Os fantasmas em Shakespeare representam a maneira como o dramaturgo encontrou poeticamente, em cena, uma forma de representar a culpa, ou o ‘peso da consciência’. Os fantasmas são reais? Quando se trata de projeções do desejo, estão no lugar da fantasia (Wunschphantasie – Fantasma do Desejo - como coloca Freud em 1917), quando se trata da culpa, estão no lugar do real (Realität (realidade psíquica) e Wirklichkeit (realidade do externo) ao mesmo tempo, atuando no que se designa como concreto). A importância do fantasma em Shakespeare vem de encontro com a leitura freudiana do fantasma em Hamlet, de que a culpa edipiana é um lugar de consciência do ato, não em si de desejar a morte do pai, mas de perceber que essa morte é por conta do desejo pela mãe. Em Macbeth, o desejo é o trono, o poder, não é um poder edipiano diretamente explícito de Macbeth, mas um atuar como objeto do desejo do Outro – no caso, o desejo de Lady Macbeth. A culpa não é somente de assassinar o amigo Banquo (e seu filho) ou o Rei Duncan, mas o de ter atuado em nome do outro.

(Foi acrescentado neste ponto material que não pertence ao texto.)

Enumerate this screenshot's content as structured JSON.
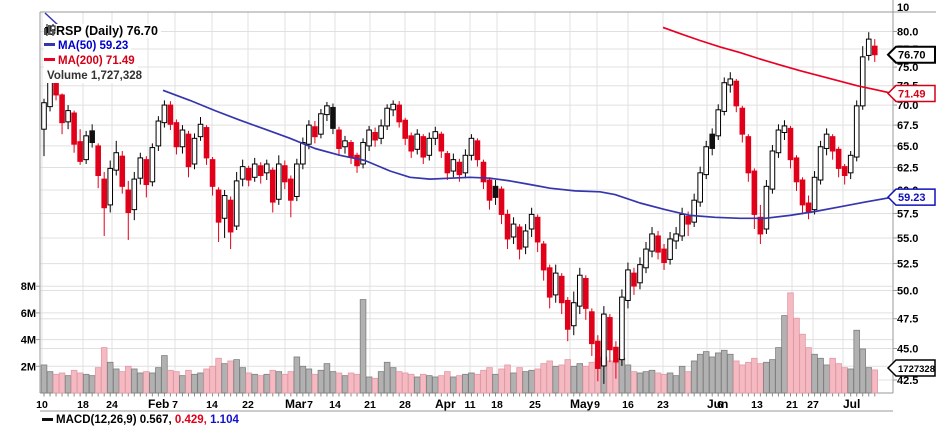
{
  "legend": {
    "title": "CRSP (Daily) 76.70",
    "ma50": "MA(50) 59.23",
    "ma200": "MA(200) 71.49",
    "volume": "Volume 1,727,328"
  },
  "footer": {
    "text": "MACD(12,26,9) 0.567,",
    "value2": "0.429,",
    "value3": "1.104"
  },
  "colors": {
    "background": "#ffffff",
    "grid": "#e0e0e0",
    "axis_border": "#9a9a9a",
    "axis_text": "#000000",
    "candle_up_fill": "#ffffff",
    "candle_up_stroke": "#000000",
    "candle_down": "#e10019",
    "candle_black": "#111111",
    "ma50_line": "#3535ad",
    "ma200_line": "#ea0024",
    "volume_up_fill": "#b1b1b1",
    "volume_up_stroke": "#7f7f7f",
    "volume_down_fill": "#f5b9c2",
    "volume_down_stroke": "#e09aa6",
    "tag_last": "#000000",
    "tag_ma200": "#d40018",
    "tag_ma50": "#1111bb",
    "tag_volume": "#000000"
  },
  "chart_data": {
    "type": "candlestick",
    "title": "CRSP (Daily)",
    "symbol": "CRSP",
    "timeframe": "Daily",
    "last_price": 76.7,
    "ma50_value": 59.23,
    "ma200_value": 71.49,
    "current_volume": 1727328,
    "scale": "log",
    "ylim": [
      42.5,
      80.0
    ],
    "volume_ylim_millions": [
      0,
      8
    ],
    "grid": true,
    "y_top_label": "10",
    "y_ticks": [
      [
        80.0,
        "80.0"
      ],
      [
        77.5,
        "77.5"
      ],
      [
        75.0,
        "75.0"
      ],
      [
        72.5,
        "72.5"
      ],
      [
        70.0,
        "70.0"
      ],
      [
        67.5,
        "67.5"
      ],
      [
        65.0,
        "65.0"
      ],
      [
        62.5,
        "62.5"
      ],
      [
        60.0,
        "60.0"
      ],
      [
        57.5,
        "57.5"
      ],
      [
        55.0,
        "55.0"
      ],
      [
        52.5,
        "52.5"
      ],
      [
        50.0,
        "50.0"
      ],
      [
        47.5,
        "47.5"
      ],
      [
        45.0,
        "45.0"
      ],
      [
        42.5,
        "42.5"
      ]
    ],
    "volume_ticks": [
      [
        8,
        "8M"
      ],
      [
        6,
        "6M"
      ],
      [
        4,
        "4M"
      ],
      [
        2,
        "2M"
      ]
    ],
    "x_ticks": [
      [
        42,
        "10",
        0
      ],
      [
        83,
        "18",
        0
      ],
      [
        112,
        "24",
        0
      ],
      [
        148,
        "Feb",
        1
      ],
      [
        175,
        "7",
        0
      ],
      [
        212,
        "14",
        0
      ],
      [
        248,
        "22",
        0
      ],
      [
        285,
        "Mar",
        1
      ],
      [
        310,
        "7",
        0
      ],
      [
        335,
        "14",
        0
      ],
      [
        370,
        "21",
        0
      ],
      [
        405,
        "28",
        0
      ],
      [
        435,
        "Apr",
        1
      ],
      [
        470,
        "11",
        0
      ],
      [
        497,
        "18",
        0
      ],
      [
        535,
        "25",
        0
      ],
      [
        570,
        "May",
        1
      ],
      [
        597,
        "9",
        0
      ],
      [
        628,
        "16",
        0
      ],
      [
        663,
        "23",
        0
      ],
      [
        707,
        "Jun",
        1
      ],
      [
        720,
        "6",
        0
      ],
      [
        757,
        "13",
        0
      ],
      [
        792,
        "21",
        0
      ],
      [
        813,
        "27",
        0
      ],
      [
        843,
        "Jul",
        1
      ]
    ],
    "price_tags": [
      {
        "text": "76.70",
        "price": 76.7,
        "color": "#000000",
        "fs": 11,
        "sw": 2
      },
      {
        "text": "71.49",
        "price": 71.49,
        "color": "#d40018",
        "fs": 11,
        "sw": 1.5
      },
      {
        "text": "59.23",
        "price": 59.23,
        "color": "#1111bb",
        "fs": 11,
        "sw": 1.5
      },
      {
        "text": "1727328",
        "y": 368,
        "color": "#000000",
        "fs": 9.5,
        "sw": 1.5
      }
    ],
    "candles": [
      [
        67.0,
        70.8,
        63.8,
        70.3,
        2.1
      ],
      [
        69.8,
        75.0,
        69.2,
        73.8,
        1.6
      ],
      [
        73.8,
        74.3,
        70.6,
        71.3,
        1.4
      ],
      [
        71.3,
        71.5,
        66.4,
        67.8,
        1.5
      ],
      [
        67.9,
        70.0,
        67.0,
        69.3,
        1.3
      ],
      [
        69.0,
        69.3,
        64.2,
        65.2,
        1.7
      ],
      [
        65.5,
        67.0,
        62.8,
        63.2,
        1.5
      ],
      [
        63.4,
        66.8,
        62.9,
        66.2,
        1.4
      ],
      [
        66.8,
        67.6,
        64.8,
        65.4,
        1.3
      ],
      [
        65.0,
        65.3,
        60.2,
        61.6,
        1.9
      ],
      [
        61.2,
        62.0,
        55.2,
        58.1,
        3.4
      ],
      [
        58.4,
        63.3,
        57.6,
        62.4,
        2.3
      ],
      [
        62.2,
        65.6,
        61.6,
        64.2,
        1.8
      ],
      [
        63.8,
        64.4,
        59.6,
        60.4,
        1.6
      ],
      [
        60.0,
        61.0,
        54.8,
        57.6,
        2.0
      ],
      [
        57.9,
        62.0,
        56.8,
        61.2,
        1.8
      ],
      [
        61.3,
        64.2,
        60.6,
        63.6,
        1.5
      ],
      [
        63.4,
        63.8,
        59.2,
        60.6,
        1.6
      ],
      [
        60.9,
        65.3,
        60.4,
        64.8,
        1.5
      ],
      [
        65.0,
        68.6,
        64.4,
        68.0,
        1.9
      ],
      [
        67.8,
        70.6,
        67.2,
        70.0,
        2.8
      ],
      [
        70.0,
        70.5,
        66.9,
        67.6,
        1.7
      ],
      [
        67.8,
        68.2,
        64.0,
        64.9,
        1.6
      ],
      [
        64.9,
        67.5,
        64.1,
        66.9,
        1.3
      ],
      [
        66.4,
        66.8,
        61.4,
        62.6,
        1.7
      ],
      [
        62.9,
        66.5,
        62.3,
        65.9,
        1.4
      ],
      [
        66.1,
        68.5,
        65.6,
        67.6,
        1.5
      ],
      [
        67.2,
        67.5,
        62.8,
        63.6,
        1.8
      ],
      [
        63.4,
        63.7,
        59.4,
        60.4,
        2.0
      ],
      [
        60.0,
        60.3,
        54.6,
        56.6,
        2.6
      ],
      [
        57.0,
        60.0,
        55.0,
        59.4,
        2.2
      ],
      [
        58.9,
        59.3,
        53.9,
        55.6,
        2.4
      ],
      [
        56.2,
        62.0,
        55.8,
        61.0,
        2.5
      ],
      [
        61.2,
        63.4,
        60.4,
        62.6,
        1.9
      ],
      [
        62.4,
        62.7,
        60.4,
        61.1,
        1.5
      ],
      [
        61.4,
        63.6,
        60.9,
        62.9,
        1.4
      ],
      [
        62.7,
        63.1,
        60.7,
        61.6,
        1.3
      ],
      [
        61.9,
        63.4,
        61.1,
        62.9,
        1.4
      ],
      [
        62.2,
        62.5,
        57.6,
        58.7,
        1.7
      ],
      [
        59.0,
        63.9,
        58.4,
        62.9,
        1.6
      ],
      [
        62.7,
        63.3,
        60.1,
        60.9,
        1.4
      ],
      [
        61.2,
        61.6,
        57.1,
        58.9,
        1.6
      ],
      [
        59.3,
        63.5,
        58.8,
        62.9,
        2.7
      ],
      [
        62.9,
        66.0,
        62.3,
        65.4,
        2.0
      ],
      [
        65.2,
        68.1,
        64.6,
        67.5,
        1.8
      ],
      [
        67.3,
        68.0,
        65.3,
        66.1,
        1.4
      ],
      [
        66.4,
        69.5,
        65.9,
        68.9,
        1.7
      ],
      [
        68.8,
        70.4,
        68.0,
        69.9,
        2.2
      ],
      [
        69.7,
        70.2,
        66.4,
        67.1,
        1.6
      ],
      [
        66.9,
        67.3,
        63.9,
        64.7,
        1.5
      ],
      [
        64.9,
        66.2,
        64.1,
        65.6,
        1.3
      ],
      [
        65.4,
        65.7,
        62.9,
        63.7,
        1.5
      ],
      [
        63.9,
        64.2,
        61.9,
        62.7,
        1.4
      ],
      [
        62.9,
        65.9,
        62.4,
        65.4,
        7.0
      ],
      [
        65.0,
        67.4,
        64.4,
        66.9,
        1.2
      ],
      [
        66.6,
        67.2,
        64.9,
        65.7,
        1.1
      ],
      [
        65.9,
        68.2,
        65.2,
        67.4,
        1.6
      ],
      [
        67.4,
        70.1,
        66.9,
        69.6,
        2.3
      ],
      [
        69.4,
        70.6,
        68.6,
        70.1,
        1.9
      ],
      [
        70.0,
        70.5,
        67.2,
        67.9,
        1.6
      ],
      [
        68.1,
        68.4,
        65.1,
        65.9,
        1.5
      ],
      [
        66.2,
        66.6,
        63.6,
        64.4,
        1.4
      ],
      [
        64.6,
        67.0,
        64.0,
        66.4,
        1.2
      ],
      [
        66.1,
        66.4,
        62.9,
        63.7,
        1.4
      ],
      [
        63.9,
        66.6,
        63.3,
        65.9,
        1.3
      ],
      [
        65.9,
        67.3,
        65.1,
        66.7,
        1.2
      ],
      [
        66.4,
        66.7,
        63.6,
        64.4,
        1.3
      ],
      [
        64.1,
        64.4,
        61.1,
        61.9,
        1.6
      ],
      [
        62.1,
        64.1,
        61.4,
        63.4,
        1.2
      ],
      [
        63.1,
        63.5,
        60.9,
        61.7,
        1.3
      ],
      [
        61.9,
        64.6,
        61.3,
        63.9,
        1.4
      ],
      [
        63.9,
        66.4,
        63.3,
        65.9,
        1.5
      ],
      [
        65.6,
        65.9,
        62.6,
        63.4,
        1.4
      ],
      [
        63.1,
        63.4,
        60.1,
        60.9,
        1.7
      ],
      [
        61.1,
        61.4,
        57.9,
        58.9,
        1.9
      ],
      [
        59.2,
        61.1,
        58.4,
        60.4,
        1.4
      ],
      [
        60.1,
        60.4,
        56.4,
        57.4,
        1.8
      ],
      [
        57.4,
        57.9,
        53.9,
        54.9,
        2.1
      ],
      [
        55.1,
        57.1,
        54.4,
        56.4,
        1.5
      ],
      [
        56.1,
        56.4,
        52.9,
        53.9,
        1.9
      ],
      [
        54.1,
        56.4,
        53.4,
        55.7,
        1.6
      ],
      [
        55.9,
        58.1,
        55.1,
        57.4,
        1.7
      ],
      [
        57.1,
        57.4,
        53.6,
        54.6,
        1.8
      ],
      [
        54.4,
        54.7,
        50.9,
        51.9,
        2.2
      ],
      [
        52.1,
        52.4,
        48.4,
        49.4,
        2.4
      ],
      [
        49.6,
        52.4,
        48.9,
        51.6,
        2.0
      ],
      [
        51.3,
        51.6,
        47.9,
        48.9,
        2.1
      ],
      [
        49.1,
        49.4,
        45.6,
        46.6,
        2.5
      ],
      [
        46.9,
        49.9,
        46.1,
        48.9,
        2.0
      ],
      [
        48.6,
        52.1,
        47.9,
        51.4,
        2.2
      ],
      [
        51.1,
        51.4,
        47.4,
        48.4,
        2.0
      ],
      [
        48.1,
        48.4,
        44.4,
        45.4,
        2.3
      ],
      [
        45.6,
        46.1,
        42.4,
        43.4,
        2.6
      ],
      [
        43.6,
        48.6,
        42.2,
        47.9,
        2.7
      ],
      [
        47.6,
        47.9,
        43.9,
        44.9,
        2.4
      ],
      [
        45.1,
        45.6,
        42.6,
        43.9,
        2.2
      ],
      [
        44.1,
        50.1,
        43.6,
        49.4,
        2.6
      ],
      [
        49.1,
        52.6,
        48.4,
        51.9,
        2.1
      ],
      [
        51.6,
        52.1,
        49.6,
        50.4,
        1.6
      ],
      [
        50.7,
        53.1,
        50.1,
        52.4,
        1.5
      ],
      [
        52.1,
        54.6,
        51.6,
        53.9,
        1.6
      ],
      [
        53.7,
        56.1,
        53.1,
        55.4,
        1.7
      ],
      [
        55.2,
        55.7,
        52.9,
        53.6,
        1.5
      ],
      [
        53.9,
        54.4,
        51.9,
        52.6,
        1.4
      ],
      [
        52.9,
        55.6,
        52.4,
        54.9,
        1.5
      ],
      [
        54.7,
        56.1,
        53.9,
        55.4,
        1.3
      ],
      [
        55.2,
        58.1,
        54.7,
        57.4,
        2.0
      ],
      [
        57.2,
        57.7,
        55.2,
        56.4,
        1.6
      ],
      [
        56.6,
        59.6,
        56.1,
        58.9,
        2.4
      ],
      [
        58.7,
        62.6,
        58.2,
        61.9,
        2.9
      ],
      [
        61.7,
        65.6,
        61.2,
        64.9,
        3.1
      ],
      [
        64.7,
        67.1,
        63.9,
        66.4,
        2.7
      ],
      [
        66.2,
        70.1,
        65.7,
        69.4,
        3.0
      ],
      [
        69.2,
        73.6,
        68.7,
        72.9,
        3.2
      ],
      [
        72.6,
        74.3,
        71.6,
        73.4,
        2.9
      ],
      [
        73.1,
        73.4,
        69.1,
        69.9,
        2.4
      ],
      [
        69.6,
        69.9,
        65.4,
        66.4,
        2.1
      ],
      [
        66.1,
        66.4,
        60.9,
        61.9,
        2.3
      ],
      [
        62.1,
        62.4,
        55.9,
        57.4,
        2.6
      ],
      [
        57.1,
        58.4,
        54.4,
        55.4,
        2.2
      ],
      [
        55.9,
        61.1,
        55.4,
        60.4,
        2.3
      ],
      [
        60.1,
        65.1,
        59.6,
        64.4,
        2.5
      ],
      [
        64.2,
        67.6,
        63.6,
        66.9,
        3.4
      ],
      [
        66.6,
        68.1,
        65.7,
        67.4,
        5.8
      ],
      [
        67.1,
        67.4,
        62.4,
        63.4,
        7.5
      ],
      [
        63.6,
        63.9,
        59.9,
        60.9,
        5.6
      ],
      [
        61.1,
        61.4,
        57.4,
        58.4,
        4.4
      ],
      [
        58.6,
        59.4,
        56.9,
        57.6,
        3.4
      ],
      [
        57.9,
        62.1,
        57.4,
        61.4,
        2.9
      ],
      [
        61.1,
        65.6,
        60.6,
        64.9,
        2.6
      ],
      [
        64.7,
        67.1,
        63.9,
        66.4,
        2.1
      ],
      [
        66.1,
        66.4,
        63.4,
        64.4,
        2.6
      ],
      [
        64.6,
        64.9,
        61.4,
        62.4,
        2.2
      ],
      [
        62.6,
        62.9,
        60.6,
        61.6,
        1.9
      ],
      [
        61.9,
        64.4,
        61.2,
        63.9,
        1.8
      ],
      [
        63.7,
        70.6,
        63.2,
        69.9,
        4.7
      ],
      [
        69.9,
        77.9,
        69.4,
        76.4,
        3.3
      ],
      [
        76.6,
        79.9,
        75.9,
        78.9,
        1.9
      ],
      [
        77.9,
        78.9,
        75.7,
        76.7,
        1.73
      ]
    ],
    "black_candles": [
      8,
      48,
      75,
      111
    ],
    "ma50_points": [
      [
        163,
        71.9
      ],
      [
        190,
        70.6
      ],
      [
        215,
        69.3
      ],
      [
        240,
        68.1
      ],
      [
        265,
        67.0
      ],
      [
        290,
        65.9
      ],
      [
        315,
        64.7
      ],
      [
        340,
        63.9
      ],
      [
        365,
        63.3
      ],
      [
        390,
        62.1
      ],
      [
        410,
        61.4
      ],
      [
        430,
        61.2
      ],
      [
        450,
        61.3
      ],
      [
        470,
        61.4
      ],
      [
        490,
        61.3
      ],
      [
        510,
        61.0
      ],
      [
        530,
        60.6
      ],
      [
        550,
        60.2
      ],
      [
        575,
        59.9
      ],
      [
        600,
        59.8
      ],
      [
        615,
        59.5
      ],
      [
        640,
        58.6
      ],
      [
        665,
        57.9
      ],
      [
        690,
        57.3
      ],
      [
        715,
        57.1
      ],
      [
        740,
        57.0
      ],
      [
        765,
        57.0
      ],
      [
        790,
        57.3
      ],
      [
        815,
        57.7
      ],
      [
        840,
        58.2
      ],
      [
        865,
        58.7
      ],
      [
        893,
        59.23
      ]
    ],
    "ma200_points": [
      [
        663,
        80.6
      ],
      [
        680,
        79.7
      ],
      [
        700,
        78.7
      ],
      [
        720,
        77.8
      ],
      [
        740,
        77.0
      ],
      [
        760,
        76.1
      ],
      [
        780,
        75.3
      ],
      [
        800,
        74.5
      ],
      [
        820,
        73.8
      ],
      [
        840,
        73.1
      ],
      [
        857,
        72.5
      ],
      [
        875,
        72.0
      ],
      [
        893,
        71.49
      ]
    ]
  }
}
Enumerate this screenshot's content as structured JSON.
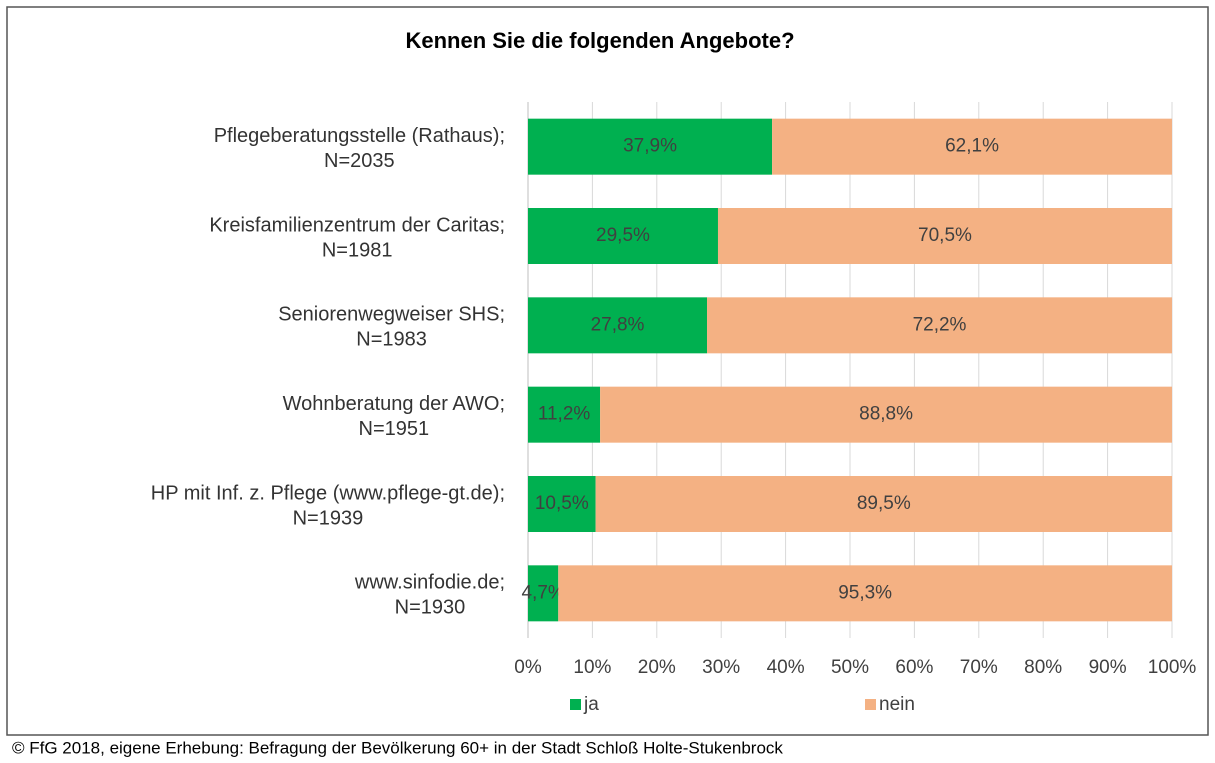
{
  "chart_data": {
    "type": "stacked_bar_horizontal",
    "title": "Kennen Sie die folgenden Angebote?",
    "categories": [
      [
        "Pflegeberatungsstelle (Rathaus);",
        "N=2035"
      ],
      [
        "Kreisfamilienzentrum der Caritas;",
        "N=1981"
      ],
      [
        "Seniorenwegweiser SHS;",
        "N=1983"
      ],
      [
        "Wohnberatung der AWO;",
        "N=1951"
      ],
      [
        "HP mit Inf. z. Pflege (www.pflege-gt.de);",
        "N=1939"
      ],
      [
        "www.sinfodie.de;",
        "N=1930"
      ]
    ],
    "series": [
      {
        "name": "ja",
        "color": "#00b050",
        "values": [
          37.9,
          29.5,
          27.8,
          11.2,
          10.5,
          4.7
        ],
        "value_labels": [
          "37,9%",
          "29,5%",
          "27,8%",
          "11,2%",
          "10,5%",
          "4,7%"
        ]
      },
      {
        "name": "nein",
        "color": "#f4b183",
        "values": [
          62.1,
          70.5,
          72.2,
          88.8,
          89.5,
          95.3
        ],
        "value_labels": [
          "62,1%",
          "70,5%",
          "72,2%",
          "88,8%",
          "89,5%",
          "95,3%"
        ]
      }
    ],
    "xlim": [
      0,
      100
    ],
    "xticks": [
      {
        "value": 0,
        "label": "0%"
      },
      {
        "value": 10,
        "label": "10%"
      },
      {
        "value": 20,
        "label": "20%"
      },
      {
        "value": 30,
        "label": "30%"
      },
      {
        "value": 40,
        "label": "40%"
      },
      {
        "value": 50,
        "label": "50%"
      },
      {
        "value": 60,
        "label": "60%"
      },
      {
        "value": 70,
        "label": "70%"
      },
      {
        "value": 80,
        "label": "80%"
      },
      {
        "value": 90,
        "label": "90%"
      },
      {
        "value": 100,
        "label": "100%"
      }
    ],
    "grid": true,
    "legend": "bottom",
    "source": "© FfG 2018, eigene Erhebung: Befragung der Bevölkerung  60+ in der Stadt Schloß Holte-Stukenbrock"
  }
}
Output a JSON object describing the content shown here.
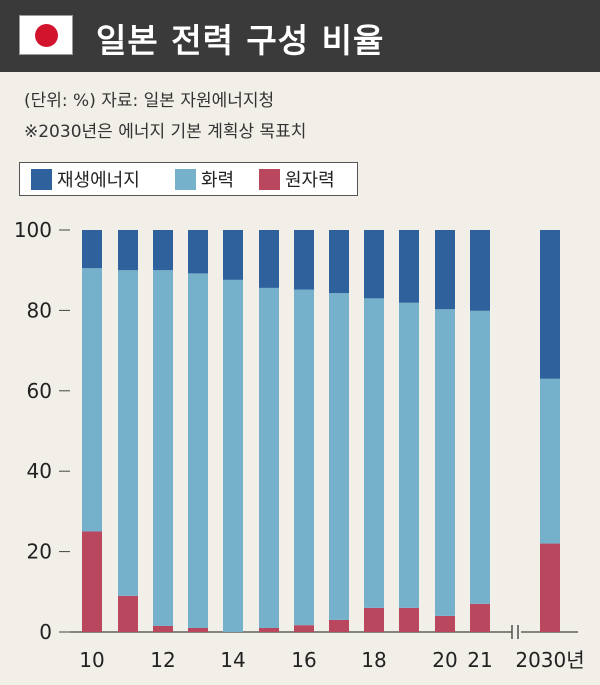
{
  "header": {
    "title": "일본 전력 구성 비율"
  },
  "notes": {
    "unit_source": "(단위: %)  자료: 일본 자원에너지청",
    "target_note": "※2030년은 에너지 기본 계획상 목표치"
  },
  "colors": {
    "renewable": "#2f619d",
    "thermal": "#76b1cc",
    "nuclear": "#b9475e",
    "flag_red": "#d2142c"
  },
  "chart_data": {
    "type": "bar",
    "stacked": true,
    "categories": [
      "2010",
      "2011",
      "2012",
      "2013",
      "2014",
      "2015",
      "2016",
      "2017",
      "2018",
      "2019",
      "2020",
      "2021",
      "2030"
    ],
    "x_tick_labels": [
      "10",
      "",
      "12",
      "",
      "14",
      "",
      "16",
      "",
      "18",
      "",
      "20",
      "21",
      "2030년"
    ],
    "series": [
      {
        "name": "원자력",
        "color": "#b9475e",
        "values": [
          25,
          9,
          1.5,
          1,
          0,
          1,
          1.7,
          3,
          6,
          6,
          4,
          7,
          22
        ]
      },
      {
        "name": "화력",
        "color": "#76b1cc",
        "values": [
          65.5,
          81,
          88.5,
          88.2,
          87.6,
          84.6,
          83.5,
          81.3,
          77,
          75.9,
          76.3,
          72.9,
          41
        ]
      },
      {
        "name": "재생에너지",
        "color": "#2f619d",
        "values": [
          9.5,
          10,
          10,
          10.8,
          12.4,
          14.4,
          14.8,
          15.7,
          17,
          18.1,
          19.7,
          20.1,
          37
        ]
      }
    ],
    "legend": [
      "재생에너지",
      "화력",
      "원자력"
    ],
    "legend_colors": [
      "#2f619d",
      "#76b1cc",
      "#b9475e"
    ],
    "y_ticks": [
      "0",
      "20",
      "40",
      "60",
      "80",
      "100"
    ],
    "ylim": [
      0,
      100
    ],
    "xlabel": "",
    "ylabel": "",
    "axis_break": true,
    "grid": false,
    "legend_position": "top-left"
  }
}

Os fantasmas de Shakespeare nos ensinam sobre esse lugar do objeto de desejo e da culpa. É uma leitura que (em Macbeth, Hamlet, Júlio Cesar, Ricardo III e Cymbeline) deve ter uma atenção maior: não são apenas espectros assustadores, fantasmas vagando em castelos e campos como nos filmes de terror ou contos horripilantes. São metáforas que ilustram esse conflito entre fantasia e real, que ilustram de forma genial as relações entre Culpa e Medo. 

Hamlet abre com uma fala: “Quem está aí?”. É a frase que se repete em todas as peças shakespearianas. Esta indagação é uma fala geralmente ao fantasma (não ao personagem espectral, mas ao lugar da culpa). Esta fala não é de Hamlet, mas é como se pertencesse a esse peso de consciência de Hamlet (as personagens sentinelas, no caso Bernardo que faz a pergunta, podem ser lidas metáforas dos mecanismos de defesa e condenação internas do ego e superego). Segundo o pesquisador Ronaldo Marin, diretor do Instituto Shakespeare do Brasil: “quem é esse ser que pensa, que fala e que age envolto em uma pletora de sentimentos e emoções?” (2014). Podemos compreender que essa pergunta nos mostra que as peças shakespearianas são sobre a psiquê das personagens centrais. É como uma terapia na qual as análises psicanalíticas estariam sendo revelas ao público. Quem é essa voz que ecoa e julga dentro da mente de Hamlet, Macbeth, Ricardo III e demais personagens? – é o conflito direto entre o sujeito do desejo e o fantasma da culpa. “Quem está aí?” – responderia pois: Eu, o fantasma.

Em análise, o analisando está lá para enfrentar seus fantasmas, enfrentar a culpa e ressignificar suas fantasias. Freud observou que a realização da fantasia não é uma realização de prazer. Lacan revisita no seu Seminário 6 (1959) esse estudo freudiano, pontuando que o desejo edipiano quando confronta o real dá conta que se perdeu em um lugar de “ilusão”. Não há, portanto, a mãe como a esposa (essa metáfora em Édipo Rei) e sim a mãe desejada na libido, na sexualidade, mas que jamais será atingida (por isso recorre a Hamlet). Em Macbeth, essa mãe não está na figura progenitora, como em Hamlet, mas na figura da esposa que assume um papel, por senão, edipiano. 

Enfim, a lição que tiramos com os fantasmas nas peças shakespearianas é que se a culpa não é elaborada, se o édipo não é elaborado, ressignificado, o sujeito será assombrado por esse lugar de julgamento moral, psíquico e de destituição da tríade filho-mãe-pai. Estará em um barco navegando numa fantasia na qual não se permite chegar em terra firme, pois o real lhe é terrivelmente ameaçador.

*Esse artigo faz parte de uma série de artigos sobre Shakespeare que iniciaram com “Shakespeare, um psicanalista?”, “Quem te cortou a língua?”, “Por que Lacan interessou por Shakespeare?” e terá ainda mais alguns artigos: “Como Winnicott compreendeu Hamlet? - a dissociação, entre o ser e o não ser” e “Ricardo III é um ou dois? - a clivagem do eu e a esquizofrenia”.